Non so se agire personalmente o costituendo un apposito comitato cittadino per combattere degli inverosimili abusi su un singolare sito balneare e, conseguentemente, sulla storia di Marsala.
C’è un bene, comune a tante generazioni di marsalesi, che negli ultimi anni è stato fruito quasi in modo esclusivo da un gruppetto di persone ben individuate.
Il riferimento è all’estrema punta di Capo Boeo e ai più o meno presunti “proprietari” (li nomino in ordine strettamente alfabetico) Natale Bonventre, Tonino Contiliano, Nino Rosolia, Giacomo Sollazzo, Natale Struppa e qualche altro la cui identità al momento mi sfugge.

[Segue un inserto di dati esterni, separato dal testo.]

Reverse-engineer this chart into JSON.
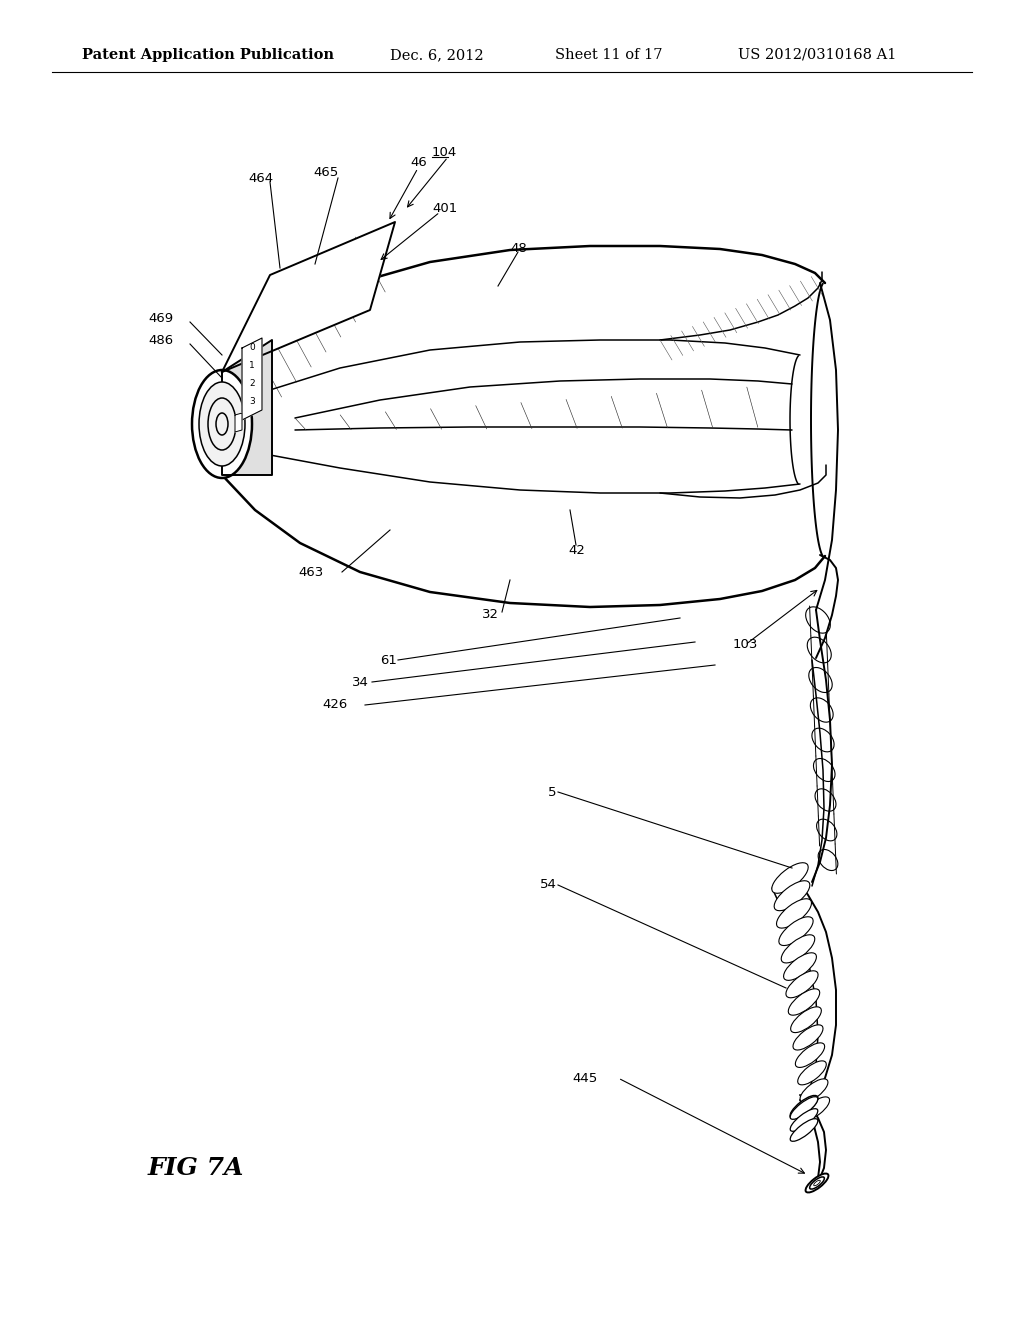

In costoro probabilmente è invalsa l’idea di aver acquisito quel bene per usucapione, forse lasciandosi sfuggire che ciò non è possibile con la proprietà demaniale.
Così sembra che si siano venduti una terza parte della zona costiera in questione (a qualche americano, come la Fontana di Trevi in un famoso film di Totò ?) e che abbiano creato danni al manufatto ivi insistente con terribili “capuzzuna a panzata, natati a cuncutrigghiu” ed altre attività più o meno invasive.
E’ certo che hanno fatto circolare liberamente (e artatamente?) la denominazione falsa di “Due Rocche”, sfruttando la compiacenza o la superficialità di chi l’ha ripetuta in “verba” e/o in “scripta”.
Ma ora basta! Perché il limite è stato superato con l’articolo pubblicato su “Il Vomere” del 9 marzo 2021 e titolato “Rischia di crollare la piazzola del lungomare” davanti alle “Due rocche”. Non mi sarei scandalizzato a leggerlo su altro giornale; ma su questo no! Perché sa della classica “stujata” sulla tenda nuova.
In sintesi, non si può fare violenza alla secolare denominazione vera di “Tre Rocche” e, conseguentemente, alla Storia. Quindi nessuno si permetta più di chiamare l’estrema punta di Capo Boeo “Due Rocche” anziché “Tre Rocche”. I trasgressori provino il contrario o rischiano una … querela di falso.